Azure / acs-engine

WE HAVE MOVED: Please join us at Azure/aks-engine!
https://github.com/Azure/aks-engine
MIT License
1.03k stars 560 forks source link

acs-engine scale up/down issue with loadbalancer OF SKU: STANDARD #4328

Closed mo-saeed closed 5 years ago

mo-saeed commented 5 years ago

Is this a request for help?:

yes Is this an ISSUE or FEATURE REQUEST? (choose one):

Issue

What version of acs-engine?:

v0.26.0


Orchestrator and version (e.g. Kubernetes, DC/OS, Swarm) Kuberenetes 12.1

What happened: Here's the

FATA[0819] Code="DeploymentFailed" Message="At least one resource deployment operation failed. Please list deployment operations for details. Please see https://aka.ms/arm-debug for usage details." Details=[{"code":"Conflict","message":"{\r\n \"status\": \"Failed\",\r\n \"error\": {\r\n \"code\": \"ResourceDeploymentFailure\",\r\n \"message\": \"The resource operation completed with terminal provisioning state 'Failed'.\",\r\n \"details\": [\r\n {\r\n \"code\": \"VMExtensionProvisioningError\",\r\n \"message\": \"VM has reported a failure when processing extension 'vmssCSE'. Error message: \\\"Enable failed: failed to execute command: command terminated with exit status=50\\n[stdout]\\n\\n[stderr]\\n\\\".\"\r\n }\r\n ]\r\n }\r\n}"}] .

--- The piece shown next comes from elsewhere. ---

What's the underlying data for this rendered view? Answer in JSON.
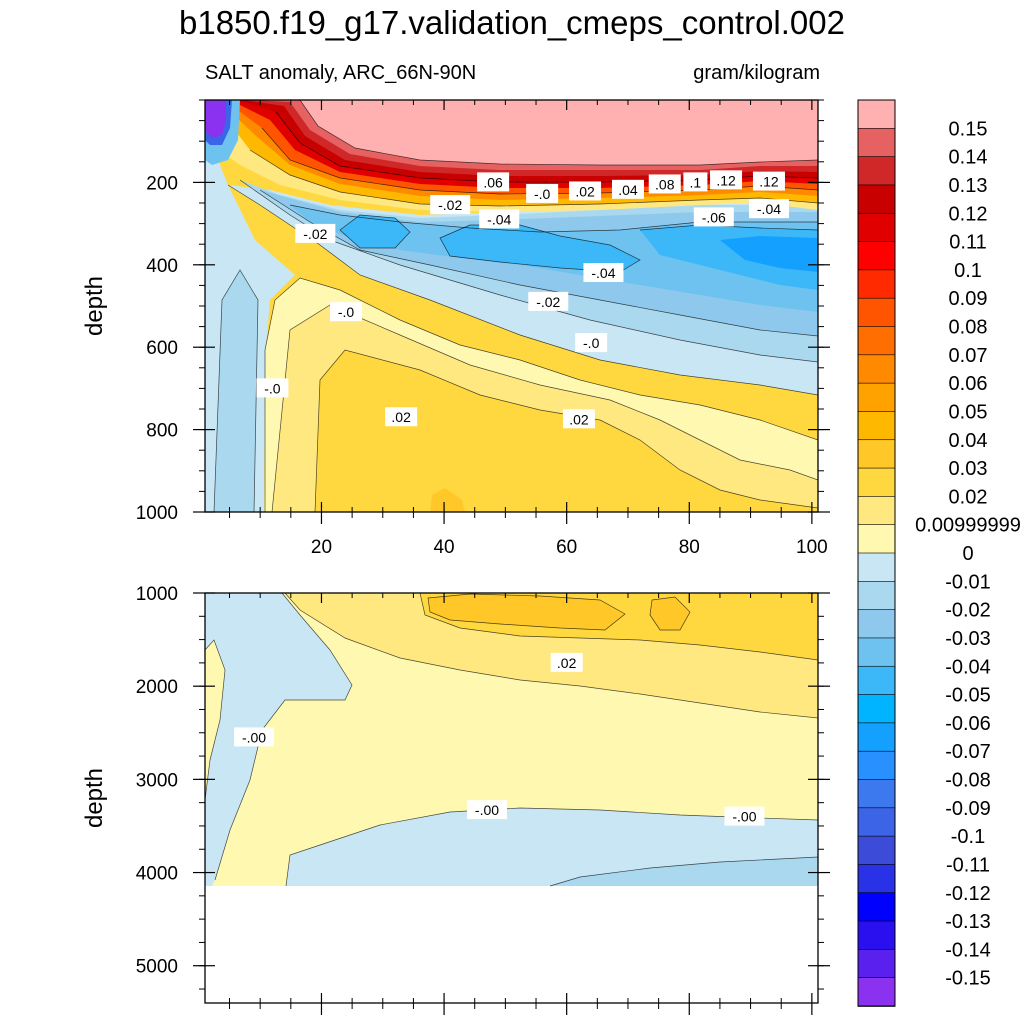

exit status 50 based on the document means: outbound traffic failure.

the new node is created successfully but without kubernetes installed and it didn't join the loadbalancer backend pool.

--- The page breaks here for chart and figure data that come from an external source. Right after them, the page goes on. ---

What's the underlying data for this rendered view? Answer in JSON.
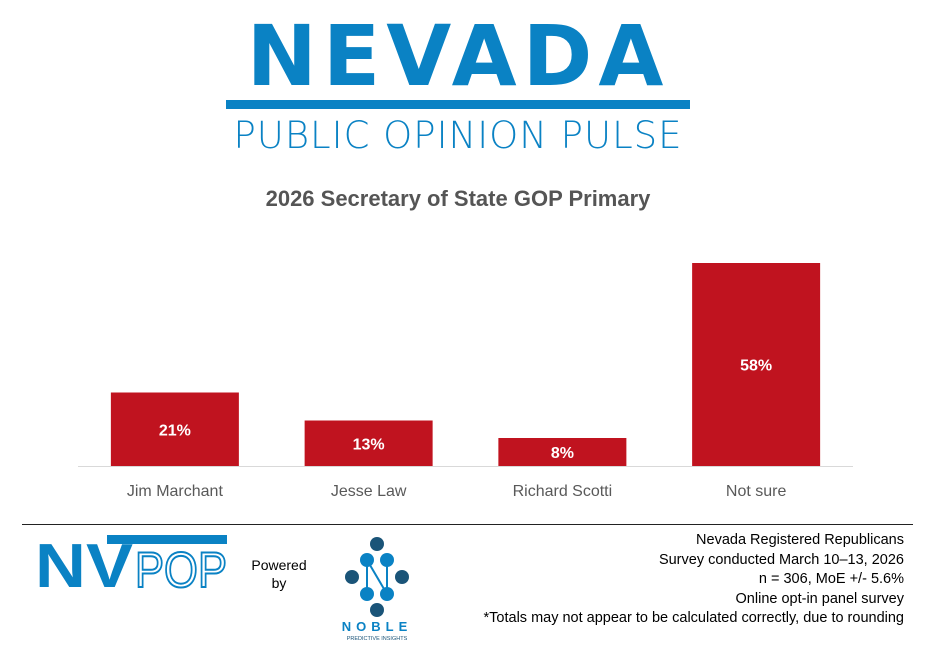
{
  "header": {
    "logo_title": "Nevada",
    "logo_subtitle": "PUBLIC OPINION PULSE"
  },
  "chart_data": {
    "type": "bar",
    "title": "2026 Secretary of State GOP Primary",
    "categories": [
      "Jim Marchant",
      "Jesse Law",
      "Richard Scotti",
      "Not sure"
    ],
    "values": [
      21,
      13,
      8,
      58
    ],
    "data_labels": [
      "21%",
      "13%",
      "8%",
      "58%"
    ],
    "unit": "%",
    "bar_color": "#c0131f",
    "grid": false,
    "ylim": [
      0,
      58
    ]
  },
  "footer": {
    "brand_logo": "NVPOP",
    "powered_by": [
      "Powered",
      "by"
    ],
    "partner_logo": "NOBLE",
    "partner_tagline": "PREDICTIVE INSIGHTS",
    "notes": [
      "Nevada Registered Republicans",
      "Survey conducted March 10–13, 2026",
      "n = 306, MoE +/- 5.6%",
      "Online opt-in panel survey",
      "*Totals may not appear to be calculated correctly, due to rounding"
    ]
  },
  "colors": {
    "brand_blue": "#0a82c4",
    "noble_dark": "#1a5478",
    "bar": "#c0131f"
  }
}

Without loadbalancer scaling up and down works perfectly !

What you expected to happen: Scaling up/down should be succeeded in the existence of the loadbalancer.

How to reproduce it (as minimally and precisely as possible): As described above

Anything else we need to know:

mo-saeed commented 5 years ago

Just to mention this issue happens only with Loadbalancer of SKU standard: "loadBalancerSku": "standard"

vijaygos commented 5 years ago

I have tried this with ACS 0.24.2 and Kubernetes 1.12.1 and did not run into this problem. I must also add that I excluded the Master from the Standard LoadBalancer SKU but I am not certain if that has any impact here. I was actually able to scale to over 100+ nodes with SinglePlacementGroup set to False and also was able to successfully deploy applications after scaling.

stale[bot] commented 5 years ago

This issue has been automatically marked as stale because it has not had recent activity. It will be closed if no further activity occurs. Thank you for your contribution. Note that acs-engine is deprecated--see https://github.com/Azure/aks-engine instead.

palmerabollo commented 5 years ago

I am facing the same issue with aks-engine 0.32.x and kubernetes 1.11.8. Cluster autoscaler v1.3.9 Also using "loadBalancerSku": "standard" and "singlePlacementGroup": false

This is the event I see in a kubernetes service that expects a load balancer to be created:

Warning CreatingLoadBalancerFailed 4m41s service-controller Error creating load balancer (will retry): failed to ensure load balancer for service mynamespace/traefik: Long running operation terminated with status 'Failed': Code="VMExtensionProvisioningError" Message="VM has reported a failure when processing extension 'vmssCSE'. Error message: \"Enable failed: failed to execute command: command terminated with exit status=50\n[stdout]\n\n[stderr]\n\"."

I think the issue should be reopened.

@mo-saeed did you find a workaround until it's fixed?